Mocno trzymam kciuki
napisał/a: Monicysko 2007-10-07 17:33
ja tez tak miałam... Kiedy mieszkałam z rodzicami zupełnie nie potrafiłyśmy rozmawiać...
Ciągle pretensje, do tego nie podobało jej się, że M. jest starszy o 5 lat.. Ja miałam wtedy 17 lat...
Ale odkąd się wyprowadziliśmy do Irlandii, nasze relacje się bardzo zmieniły... Dzwonimy do siebie kilka razy na tydzień, rozmawiamy jak nigdy wcześniej... Myślę, że to kwestia tego, że chyba moja mama tak reaguje na stres i dla niej zakazy są znakiem, że się o mnie martwi... A teraz kiedy jestem samodzielna wreszcie mogła przestać..
Życzę Ci, żeby i u ciebie to było tylko chwilowe!!!
napisał/a: H2O 2007-10-07 17:55
Moje kontakt z mama jest bardzo slaby..Nie potrfafimy ze osba ,przebywac, rozmawiac, nic...Ostatni raz widzialam ja 3 sierpnia i od tamtej pory rozmwaialm z nia przez ok 5 minut podczas ktorych oczywiscie poklocilymsy sie. Ogolnei wszytsko jest do bani miedzy nami
napisał/a: ~gość 2007-10-07 18:53
ojejku to nie fajnie ze masz taki problem Nie wiem co ci doradzic.Moja mama tez jest "dozarta"ale zawsze sie jakos dogadujemy.Wlasnie jestemn cala w skowronkach bo moja mamcia wraca z NIemiec po pol roku do domu za jakis 3 dni jupiiiiiiiii
napisał/a: H2O 2007-10-07 19:00
Cczarnula19 napisal(a):Nie wiem co ci doradzic.
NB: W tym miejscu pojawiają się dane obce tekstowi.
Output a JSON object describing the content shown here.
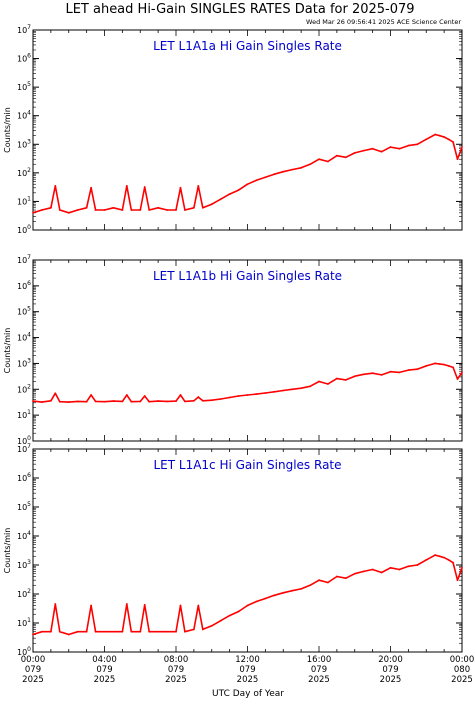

Nic nie szkodzi....Jak same nie chcemy z tym walczyc to nikt inny nie jest nam w stanie pomoc...
Tak bylo od zawsze...choc myslam ze jak wyjade z Pl to nasz kontak sie polepszy.. wiadomo,bedziemy tesknily itp...a tu wrecz odwrotnie... Trudno...Tak juz bywa.